It has been a while since I have seen you; I just wanted to tell you a few things. I am living my life one day at a time, which is something that you did and it seemed to work really well for you. You lived your life to the fullest, always in the present and didnt seem to worry so much about the past or the future. In fact, you seemed to look forward to each new day and the changes in your life that were coming.
For me, some days are harder than others and some days its really minute to minute. Sometimes the pain of missing you is more than I can bear. Sometimes I have a physical pain right in the middle of my broken heart. How do I mend my broken heart when it is broken because I miss you so much and Ill never see you on this earth again? How unreal everything seems. I feel like I am in a tunnel getting further and further away from you. As I travel through this tunnel, you get smaller and smaller and yet I cannot find a way to stop my travel onward. I am on a journey that will take me further away from you than I have ever been before, a journey that I was not yet supposed to take. I feel like I am living in a bad dream, in some parallel universe, that this is not my real life. Every once in a while I feel a little prick in the wall of numbness that surrounds me. This needle prick is a reminder that I will never see you again. And never has a prick hurt so much. I dont want to face the reality of life without you, mom. I dont know how to live in a world without you. I dont want to know what that cold, cruel world is like. I dont know how to be strong without you loving me; I am not ready to stand-alone.

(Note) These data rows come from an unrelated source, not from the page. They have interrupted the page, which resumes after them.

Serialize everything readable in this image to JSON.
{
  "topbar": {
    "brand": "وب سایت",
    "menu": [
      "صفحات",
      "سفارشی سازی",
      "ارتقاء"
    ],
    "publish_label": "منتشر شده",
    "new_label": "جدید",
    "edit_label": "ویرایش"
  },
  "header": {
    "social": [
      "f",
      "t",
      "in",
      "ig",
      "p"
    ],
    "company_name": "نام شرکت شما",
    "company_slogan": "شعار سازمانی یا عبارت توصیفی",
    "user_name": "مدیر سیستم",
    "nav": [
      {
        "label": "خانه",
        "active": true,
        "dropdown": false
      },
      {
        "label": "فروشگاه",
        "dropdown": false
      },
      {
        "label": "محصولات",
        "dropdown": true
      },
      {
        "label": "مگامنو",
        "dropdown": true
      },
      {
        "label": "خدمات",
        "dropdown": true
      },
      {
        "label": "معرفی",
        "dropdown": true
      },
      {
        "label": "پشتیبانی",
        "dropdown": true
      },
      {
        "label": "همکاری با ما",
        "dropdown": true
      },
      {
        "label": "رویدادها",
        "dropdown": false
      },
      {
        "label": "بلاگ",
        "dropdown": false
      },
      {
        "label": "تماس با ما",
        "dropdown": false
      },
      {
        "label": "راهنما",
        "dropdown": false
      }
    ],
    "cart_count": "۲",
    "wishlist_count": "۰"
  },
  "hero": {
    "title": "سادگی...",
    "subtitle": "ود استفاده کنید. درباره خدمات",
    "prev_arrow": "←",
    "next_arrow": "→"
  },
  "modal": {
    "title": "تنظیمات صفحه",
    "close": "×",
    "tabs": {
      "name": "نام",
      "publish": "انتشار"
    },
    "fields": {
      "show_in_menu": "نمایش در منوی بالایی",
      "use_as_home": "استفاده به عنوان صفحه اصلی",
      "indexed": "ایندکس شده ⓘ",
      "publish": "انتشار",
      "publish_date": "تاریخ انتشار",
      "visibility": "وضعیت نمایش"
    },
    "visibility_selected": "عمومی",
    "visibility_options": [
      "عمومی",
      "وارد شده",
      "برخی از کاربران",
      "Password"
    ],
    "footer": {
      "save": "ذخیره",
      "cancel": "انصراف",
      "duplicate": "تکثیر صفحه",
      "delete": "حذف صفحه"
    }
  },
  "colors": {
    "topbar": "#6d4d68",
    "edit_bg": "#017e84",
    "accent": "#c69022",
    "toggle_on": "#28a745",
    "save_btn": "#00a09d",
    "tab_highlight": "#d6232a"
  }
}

Sometimes I think about how unfair it is that you were taken so suddenly from us. You are supposed to be here, calling us up on the phone, popping over; for dinner, movies, to lay on the loveseat at Lynettas and eat microwave popcorn and complain about your cold feet and sore muscles. Youre supposed to be calling me and saying Hi, its me, your mother. Youre supposed to be here to watch Nia and K.C. graduate from high school, college, get married and then make you a great grandmother (but not for a lllllooooooonnnnnnngggggg time). Youre supposed to be here to watch Lynetta walk down the aisle and have her first baby. Youre supposed to be here when Sean finally meets Ms. Right and he too becomes a parent. Youre supposed to become this 80-year-old crotchety old lady wearing bright red lipstick and talking way to loud.

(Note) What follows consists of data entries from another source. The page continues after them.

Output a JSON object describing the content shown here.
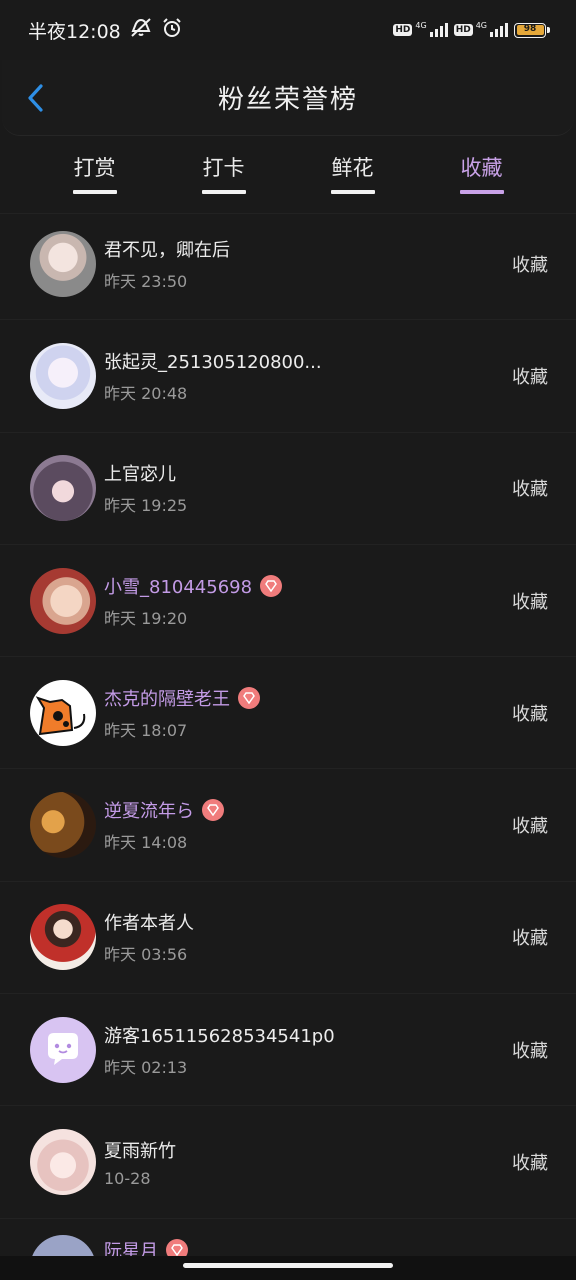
{
  "status": {
    "time": "半夜12:08",
    "signal1_type": "4G",
    "signal2_type": "4G",
    "hd1": "HD",
    "hd2": "HD",
    "battery": "98"
  },
  "header": {
    "title": "粉丝荣誉榜"
  },
  "tabs": [
    {
      "label": "打赏",
      "active": false
    },
    {
      "label": "打卡",
      "active": false
    },
    {
      "label": "鲜花",
      "active": false
    },
    {
      "label": "收藏",
      "active": true
    }
  ],
  "colors": {
    "accent": "#c9a2e8",
    "vip_name": "#c39be6",
    "badge": "#f07c7c",
    "background": "#1a1a1a"
  },
  "fans": [
    {
      "name": "君不见，卿在后",
      "time": "昨天 23:50",
      "action": "收藏",
      "vip": false,
      "avatar_icon": "avatar-photo-icon"
    },
    {
      "name": "张起灵_251305120800...",
      "time": "昨天 20:48",
      "action": "收藏",
      "vip": false,
      "avatar_icon": "avatar-anime-icon"
    },
    {
      "name": "上官宓儿",
      "time": "昨天 19:25",
      "action": "收藏",
      "vip": false,
      "avatar_icon": "avatar-anime-icon"
    },
    {
      "name": "小雪_810445698",
      "time": "昨天 19:20",
      "action": "收藏",
      "vip": true,
      "avatar_icon": "avatar-baby-icon"
    },
    {
      "name": "杰克的隔壁老王",
      "time": "昨天 18:07",
      "action": "收藏",
      "vip": true,
      "avatar_icon": "avatar-cat-icon"
    },
    {
      "name": "逆夏流年ら",
      "time": "昨天 14:08",
      "action": "收藏",
      "vip": true,
      "avatar_icon": "avatar-photo-icon"
    },
    {
      "name": "作者本者人",
      "time": "昨天 03:56",
      "action": "收藏",
      "vip": false,
      "avatar_icon": "avatar-illustration-icon"
    },
    {
      "name": "游客165115628534541p0",
      "time": "昨天 02:13",
      "action": "收藏",
      "vip": false,
      "avatar_icon": "avatar-chat-icon"
    },
    {
      "name": "夏雨新竹",
      "time": "10-28",
      "action": "收藏",
      "vip": false,
      "avatar_icon": "avatar-anime-icon"
    }
  ],
  "partial_row": {
    "name": "阮星月"
  }
}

You were supposed to help so many more people and become Dr. Kathi Simpson, author, creative memories maker, bringing generations of Hine families together. We were supposed to develop a super close relationship, you and I.
Sometimes Ill say to myself Wait till I tell mom only to realize that I cant. I sometimes wonder why is it that you havent called, come over, or sent me an email. And then I have to tell myself again the awful news.
Mom, I really miss you so much. I miss your hand in my life. I miss your unconditional love and never ending support. I miss your voice and your smell, your hugs and kisses. I miss sitting beside you on the couch and you putting your arm around me. I miss hearing you say I love you. I miss your advice and I miss just hearing you go on and on. I miss laughing with you, playing games with you, nd just enjoying life with you. I just miss everything about you that made you you.. I miss having a mom.
Mom you should know that all of your friends that I have talked to have been wonderful. You were such a wonderful friend to them. Your friends have been absolutely wonderful to talk to and to share memories with. There has been such a powerful feeling of peace surrounding us because of all the prayers of everyone whose life you touched.
I hear from them how much you were looking forward to moving down to be closer to the kids and me. Sometimes I feel guilty because I didnt spend as much time with you as I should have. Sometimes I feel like I just didnt make a good enough effort.
Mom, you were the buffer between the family members and the glue that held us all together. Through you we heard about the news of your relatives and where they were in their lives. And now we have to do it without you. We have to learn to become a closer family, to get to know each other. You would be happy to know that we are doing that. That we are making the effort to be the close knit family that you wanted.
Right now its hard and it just doesnt seem real sometimes but I will be ok. Ill grow from this experience and become a stronger person, emotionally and spiritually. I will always miss you, until the day I can finally join you. (Hopefully by that time you will have finished talking to everyone up there). Even though I can not see you in body, I feel your presence, surrounding me, supporting me, encouraging me, loving me.